10 gennaio 2005
 
Ritorno al Regime

di Roberto Mastroianni
 
Sito della Rete

 

 
 
Una delle caratteristiche del regime è l’assuefazione che provoca nei dominati: le storture, i diritti violati, la barbarie,che s’incarna nelle piccole cose e nelle pratiche giornaliere, diventano normalità.

Questa normalità, a cui anche le menti e le voci più libere non trovano la forza di opporsi perché determina il contesto delle azioni e dei pensieri politici, ci rende abituali elementi di vera sopraffazione ed arbitrio che come vittima prima hanno la dignità stessa dell’uomo.

L’esistenza del regime normalizzato torna palese, nel momento stesso in cui si verifica un mutamento del contesto, e quando questa consapevolezza di non vivere “in un paese normale”, ma in un regime si affaccia alla nostra percezione si prova un intreccio di sensazioni fisiche che vanno dal dolore al disgusto.

Questa è, pressappoco, la sensazione che mi ha colpito allo stomaco tornando in Italia dopo un viaggio di una decina di giorni in America Latina. Ero partito per il Venezuela con molti dubbi ed alcune speranze, ero partito per partecipare ad un incontro mondiale di intellettuali ed artisti in difesa dell’umanità, convocato a Caracas dal governo Bolivariano di Chavez e da alcuni noti intellettuali e come Saramago, Ramonet e Cardenal e quello che ho trovato è un processo di cambiamento che opera democraticamente per costruire un’alternativa al mondo del pensiero unico.

Una volta sbarcato all’aeroporto di Malpensa, avendo lasciato alle spalle quel laboratorio politico in piena fibrillazione che è l’America latina di Lula e Chavez, sono tornato al regime.
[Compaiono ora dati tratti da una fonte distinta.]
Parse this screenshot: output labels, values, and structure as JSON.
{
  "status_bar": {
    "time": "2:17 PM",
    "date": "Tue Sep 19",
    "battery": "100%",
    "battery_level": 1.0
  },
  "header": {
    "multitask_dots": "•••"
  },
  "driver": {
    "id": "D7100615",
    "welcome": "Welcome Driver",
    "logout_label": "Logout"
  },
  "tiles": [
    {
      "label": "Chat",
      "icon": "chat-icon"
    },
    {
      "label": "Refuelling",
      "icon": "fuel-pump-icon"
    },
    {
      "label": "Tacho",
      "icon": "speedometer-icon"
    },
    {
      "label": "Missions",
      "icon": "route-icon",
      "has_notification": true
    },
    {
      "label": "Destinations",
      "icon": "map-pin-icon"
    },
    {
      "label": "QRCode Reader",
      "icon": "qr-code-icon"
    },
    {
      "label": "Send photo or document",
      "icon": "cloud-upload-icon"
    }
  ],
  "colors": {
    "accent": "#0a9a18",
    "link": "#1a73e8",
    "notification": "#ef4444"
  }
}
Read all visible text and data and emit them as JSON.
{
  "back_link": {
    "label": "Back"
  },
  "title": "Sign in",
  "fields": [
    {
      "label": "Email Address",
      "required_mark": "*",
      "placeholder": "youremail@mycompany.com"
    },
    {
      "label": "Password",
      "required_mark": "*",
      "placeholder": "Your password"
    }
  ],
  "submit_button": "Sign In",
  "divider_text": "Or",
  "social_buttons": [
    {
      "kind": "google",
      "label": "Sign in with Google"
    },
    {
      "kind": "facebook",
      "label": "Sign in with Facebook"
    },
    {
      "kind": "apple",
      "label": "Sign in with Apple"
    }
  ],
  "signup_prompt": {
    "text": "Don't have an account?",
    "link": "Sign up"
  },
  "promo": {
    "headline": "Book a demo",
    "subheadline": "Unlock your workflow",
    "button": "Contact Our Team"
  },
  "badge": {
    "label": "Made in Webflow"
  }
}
Ecco quella sensazione che si materializza come un pugno allo stomaco: il disgusto che sale ed è rappresentato dalle pratiche del regime, pratiche abituali, apparentemente normali, che tornano ad essere eccezionali e barbariche a causa del mutamento di contesto.
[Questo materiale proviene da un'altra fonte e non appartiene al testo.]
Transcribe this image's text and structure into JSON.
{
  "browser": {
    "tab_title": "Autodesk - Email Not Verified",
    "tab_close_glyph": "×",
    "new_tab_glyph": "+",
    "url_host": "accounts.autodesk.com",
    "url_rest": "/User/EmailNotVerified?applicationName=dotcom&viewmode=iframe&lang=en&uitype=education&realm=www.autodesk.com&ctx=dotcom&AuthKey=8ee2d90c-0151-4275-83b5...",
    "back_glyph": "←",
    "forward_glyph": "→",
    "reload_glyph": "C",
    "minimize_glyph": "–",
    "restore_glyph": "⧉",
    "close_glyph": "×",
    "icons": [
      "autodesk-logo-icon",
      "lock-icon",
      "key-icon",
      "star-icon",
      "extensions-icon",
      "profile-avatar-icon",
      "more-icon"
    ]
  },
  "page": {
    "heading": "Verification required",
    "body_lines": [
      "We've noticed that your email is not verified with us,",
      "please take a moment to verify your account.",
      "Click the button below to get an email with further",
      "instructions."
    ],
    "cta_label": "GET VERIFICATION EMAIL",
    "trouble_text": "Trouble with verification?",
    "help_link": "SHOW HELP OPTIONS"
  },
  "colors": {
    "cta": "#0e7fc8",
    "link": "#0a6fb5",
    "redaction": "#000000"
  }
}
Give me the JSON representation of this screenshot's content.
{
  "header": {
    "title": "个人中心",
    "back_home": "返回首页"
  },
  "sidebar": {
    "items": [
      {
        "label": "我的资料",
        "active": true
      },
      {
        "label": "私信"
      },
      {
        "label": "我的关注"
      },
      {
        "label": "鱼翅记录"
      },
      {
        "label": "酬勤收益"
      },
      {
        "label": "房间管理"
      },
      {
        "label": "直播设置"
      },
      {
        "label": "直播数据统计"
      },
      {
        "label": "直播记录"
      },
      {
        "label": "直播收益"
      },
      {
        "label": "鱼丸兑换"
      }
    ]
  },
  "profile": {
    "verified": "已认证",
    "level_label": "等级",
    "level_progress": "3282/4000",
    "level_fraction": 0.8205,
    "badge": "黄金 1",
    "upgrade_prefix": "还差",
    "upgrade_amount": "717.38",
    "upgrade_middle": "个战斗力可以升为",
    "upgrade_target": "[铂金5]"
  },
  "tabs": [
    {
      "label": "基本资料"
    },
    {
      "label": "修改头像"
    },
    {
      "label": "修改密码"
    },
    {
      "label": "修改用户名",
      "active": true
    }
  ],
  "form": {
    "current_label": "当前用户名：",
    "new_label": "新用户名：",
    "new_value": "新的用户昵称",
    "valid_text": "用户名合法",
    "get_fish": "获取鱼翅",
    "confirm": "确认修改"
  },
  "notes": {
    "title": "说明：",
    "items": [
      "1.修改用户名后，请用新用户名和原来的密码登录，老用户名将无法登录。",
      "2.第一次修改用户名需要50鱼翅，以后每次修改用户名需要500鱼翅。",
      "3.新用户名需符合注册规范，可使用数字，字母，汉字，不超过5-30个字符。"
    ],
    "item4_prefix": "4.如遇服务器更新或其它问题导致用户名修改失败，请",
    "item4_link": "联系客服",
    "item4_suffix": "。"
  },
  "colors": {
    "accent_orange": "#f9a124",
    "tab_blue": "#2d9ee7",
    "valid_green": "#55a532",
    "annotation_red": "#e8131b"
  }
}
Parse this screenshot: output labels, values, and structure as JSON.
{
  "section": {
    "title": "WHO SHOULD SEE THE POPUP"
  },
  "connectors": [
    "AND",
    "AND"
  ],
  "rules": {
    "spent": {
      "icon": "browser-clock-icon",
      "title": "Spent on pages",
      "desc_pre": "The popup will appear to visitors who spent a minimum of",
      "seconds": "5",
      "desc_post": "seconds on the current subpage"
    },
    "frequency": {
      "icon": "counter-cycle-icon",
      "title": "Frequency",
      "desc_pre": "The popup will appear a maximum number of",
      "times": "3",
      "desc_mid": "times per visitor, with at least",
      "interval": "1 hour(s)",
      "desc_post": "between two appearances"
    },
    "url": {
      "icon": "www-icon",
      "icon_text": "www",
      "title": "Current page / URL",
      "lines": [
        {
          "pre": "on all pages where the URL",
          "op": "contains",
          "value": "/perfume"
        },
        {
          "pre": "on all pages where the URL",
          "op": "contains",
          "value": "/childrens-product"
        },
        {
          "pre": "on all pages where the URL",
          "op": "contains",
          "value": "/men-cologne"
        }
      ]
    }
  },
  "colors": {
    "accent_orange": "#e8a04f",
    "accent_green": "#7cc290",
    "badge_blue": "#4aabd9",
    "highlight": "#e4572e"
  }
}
Il mio primo re-incontro con il regime è stato un atto di ordinario razzismo perpetrato da uno dei solerti e difensori della razza, che dietro una barriera doganale impugnano la Bossi-Fini, i quali sono in grado di decidere del destino di individui a loro sconosciuti scegliendo tra i sommersi ed i salvati in base al loro passaporto.

Ho viaggiato, infatti, per ore su un aereo con una ragazza colombiana di colore che era diretta a Bruxelles per passare le festività natalizie con la sua famiglia, nelle ore passate in aereo molti sono stati i discorsi sull’America latina e su i suoi due figli, sul suo lavoro come segretaria in una clinica privata di Bogotà. La giovane colombiana spaurita e sperduta, incapace di comprendere altra lingua che non fosse lo spagnolo si è trovata allo scalo di Malpensa perquisita, fermata per tre quarti d’ora da un poliziotto, che studiando con una lente di ingrandimento il suo passaporto ha deciso di portarla via con sé, non dando alcuna spiegazione in merito sulla sua sorte.

Poco è valso il fatto che cercassi di fare da traduttore con il mio stentato spagnolo, poco è valso che io chiedessi spiegazioni in merito, poco è valso che dieci minuti prima lo stesso poliziotto non avesse prestato la minima attenzione al passaporto di una colombiana bianca, che era appena passata ai controlli senza che si eccepisse o le si chiedesse nulla.

Davanti alle mie richieste di spiegazioni l’unica frase che il poliziotto è riuscito a ripetere è stata: "lei è italiano, vada pure”, le mie proteste, il mio affermare di non essere un italiano, ma un cittadino europeo, le mie richieste di delucidazioni seppellite dall’arbitrio di un funzionario di stato armato della Bossi-Fini.

Subito dopo il secondo incontro con il regime: dalle pagine di Repubblica emergono le minacce di Mastella sulle candidature in merito alle regionali ed i meriti d un’Italia rinnovata che Berlusconi continua a vantare.

Il problema non è “il socialisco o la barbarie”, il problema vero è il regime, che è barbarie. Con un senso di impotenza ed amarezza, da giorni mi continuo a chiedere come è possibile che si sia permesso tutto ciò e cosa si aspetti a mandare a casa un governo populista, xenofobo e liberticida.